Turner was Deputy Chief of Staff, G-3/5/7, U.S. Army Training and Doctrine Command, Fort Monroe, Virginia. Prior to this he served as Commanding General, U.S. Army Training Center and Fort Jackson, Ft. Jackson, South Carolina, assistant Chief of Staff, C-3, Coalition Forces Land Component Command, Camp Doha, Kuwait, assistant Division Commander (Operations), 82d Airborne Division, Fort Bragg, North Carolina, and Chief, House Legislative Liaison Division, Office of the Chief, Legislative Liaison, U.S. Army, Washington, D.C. As Commander of Fort Jackson, Turner added a flag from a World War I African-American regiment to the museum.

Turner's combat experiences include a combat jump into Panama during Operation Just Cause, a deployment during Operations Desert Shield, and deployments in support of Operations Iraqi Freedom and Enduring Freedom.

In 2009, General Turner served as the program keynote speaker and presented eighteen-year-old Kambrell H. Garvin with the Millennium Magazine "Celebrating Your Gifts Award". Garvin was elected to lead the South Carolina NAACP Youth and College Division.

He was the principal adviser to the commander and deputy commander, United States Strategic Command, and directs the activities of the command staff by developing and implementing policies and procedures in support of the command's missions. He chairs numerous boards, oversees the command corporate process, and serves as director of the commander's staff.

===Post-military===

Formerly, Turner was appointed by Nikki Haley to be the Executive Director of the Department of Employment and Workforce in South Carolina. February 15, 2013, he resigned for "personal reasons".

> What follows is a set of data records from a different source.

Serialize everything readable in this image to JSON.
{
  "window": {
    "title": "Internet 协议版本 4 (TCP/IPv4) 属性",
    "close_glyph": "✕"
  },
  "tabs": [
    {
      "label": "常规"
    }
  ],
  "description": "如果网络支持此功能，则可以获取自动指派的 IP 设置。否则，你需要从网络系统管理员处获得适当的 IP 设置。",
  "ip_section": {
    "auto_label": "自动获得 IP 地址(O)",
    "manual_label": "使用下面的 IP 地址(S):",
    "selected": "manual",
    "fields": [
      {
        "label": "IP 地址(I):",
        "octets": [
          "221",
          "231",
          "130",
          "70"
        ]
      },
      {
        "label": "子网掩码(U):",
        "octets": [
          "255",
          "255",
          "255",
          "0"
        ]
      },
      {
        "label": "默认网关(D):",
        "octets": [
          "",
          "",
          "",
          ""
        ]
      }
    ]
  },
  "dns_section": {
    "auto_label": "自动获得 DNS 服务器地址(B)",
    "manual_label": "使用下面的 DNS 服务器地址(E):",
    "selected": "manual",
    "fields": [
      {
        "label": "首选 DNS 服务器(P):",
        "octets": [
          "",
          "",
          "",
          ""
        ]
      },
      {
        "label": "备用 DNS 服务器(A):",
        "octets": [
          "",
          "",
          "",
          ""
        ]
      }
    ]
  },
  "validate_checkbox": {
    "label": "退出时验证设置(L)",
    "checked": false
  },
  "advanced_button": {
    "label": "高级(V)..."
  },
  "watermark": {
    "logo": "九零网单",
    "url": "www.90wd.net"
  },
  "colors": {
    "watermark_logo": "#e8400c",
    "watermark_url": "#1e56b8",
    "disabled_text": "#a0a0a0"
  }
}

In 2012 Turner served as a panelist for the Tuskegee Airman join Black History Month symposium, themed, "Hometown Heroes: The Struggles and Accomplishments of Black Veterans".

Currently, the retired General is CEO of AT Consulting LLC and is the Chairman of the SYC board of directors. He is also a member of Governor Nikki Haley's Original Six Foundation.

He will be speaking at the citadel on March 16, 2021.

==Honors, awards, and decorations==
Among his awards and decorations, Turner has been awarded the Defense Superior Service Medal, Legion of Merit with two oak leaf clusters, Bronze Star Medal with oak leaf cluster, Defense Meritorious Service Medal, and Meritorious Service Medal with three oak leaf clusters.

- Defense Superior Service Medal
- Legion of Merit with oak leaf cluster
- Bronze Star with oak leaf cluster
- Defense Meritorious Service Medal
- Meritorious Service Medal with three oak leaf clusters
- Army Commendation Medal with oak leaf cluster
- Army Achievement Medal with oak leaf cluster

===Highway naming===
On March 27, 2008, a bill was introduced in the South Carolina Senate to rename a portion of Highway 41 in Charleston County the "Major General Abraham J. Turner Highway".